En octubre de 1828, al cruzar la plaza parisina del Hôtel-de-Ville,
Victor Hugo descubre el armatoste de una guillotina allí instalada
así como al verdugo que engrasaba la máquina y ensayaba
la sesión de la tarde. Impactado por la estampa, Hugo comienza
al día siguiente la redacción de El último día de un condenado a muerte (1829). Para el poeta, todo cadalso levantado
para guillotinar a un hombre es un retorno infame del salvajismo
más primario. Ya había escrito en su novela Han de Islandia:
«hay en el fondo de los hombres un sentimiento extraño
que los empuja, igual que a los placeres, al espectáculo de los
suplicios … como para ver qué sombra arroja el ala de la muerte
planeando sobre una cabeza humana, como para examinar lo que queda de un hombre cuando la esperanza lo ha abandonado».
El último día de un condenado a muerte es un relato en primera
persona en el que Victor Hugo deja de lado los detalles
de la biografía del condenado: su origen, estado social e incluso
su crimen. Es el espíritu de un condenado el que se analiza
y escruta con un rigor y una paciencia totalmente metafísica.

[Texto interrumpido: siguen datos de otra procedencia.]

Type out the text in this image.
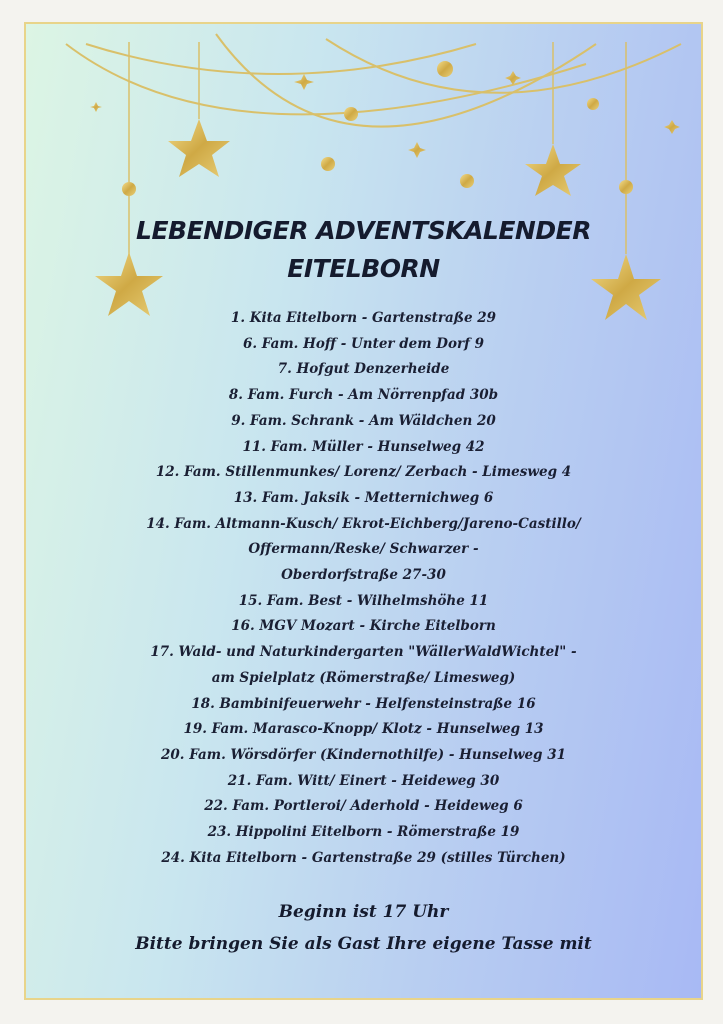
LEBENDIGER ADVENTSKALENDER
EITELBORN
1. Kita Eitelborn - Gartenstraße 29
6. Fam. Hoff - Unter dem Dorf 9
7. Hofgut Denzerheide
8. Fam. Furch - Am Nörrenpfad 30b
9. Fam. Schrank - Am Wäldchen 20
11. Fam. Müller - Hunselweg 42
12. Fam. Stillenmunkes/ Lorenz/ Zerbach - Limesweg 4
13. Fam. Jaksik - Metternichweg 6
14. Fam. Altmann-Kusch/ Ekrot-Eichberg/Jareno-Castillo/
Offermann/Reske/ Schwarzer -
Oberdorfstraße 27-30
15. Fam. Best - Wilhelmshöhe 11
16. MGV Mozart - Kirche Eitelborn
17. Wald- und Naturkindergarten "WällerWaldWichtel" -
am Spielplatz (Römerstraße/ Limesweg)
18. Bambinifeuerwehr - Helfensteinstraße 16
19. Fam. Marasco-Knopp/ Klotz - Hunselweg 13
20. Fam. Wörsdörfer (Kindernothilfe) - Hunselweg 31
21. Fam. Witt/ Einert - Heideweg 30
22. Fam. Portleroi/ Aderhold - Heideweg 6
23. Hippolini Eitelborn - Römerstraße 19
24. Kita Eitelborn - Gartenstraße 29 (stilles Türchen)
Beginn ist 17 Uhr
Bitte bringen Sie als Gast Ihre eigene Tasse mit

Escuchamos la voz de un individuo que espera la muerte y oye
discurrir su conciencia, que narra al lector su camino a la agonía
para compartirlo con él, que también aguarda, aunque sin plazo
prefijado, la muerte. El recurso literario al monólogo interior
convierte este relato en una de las primeras novelas modernas.
Completa la edición Claude Gueux (1834), una crónica judicial
escrita dos años después de que su protagonista fuera ejecutado.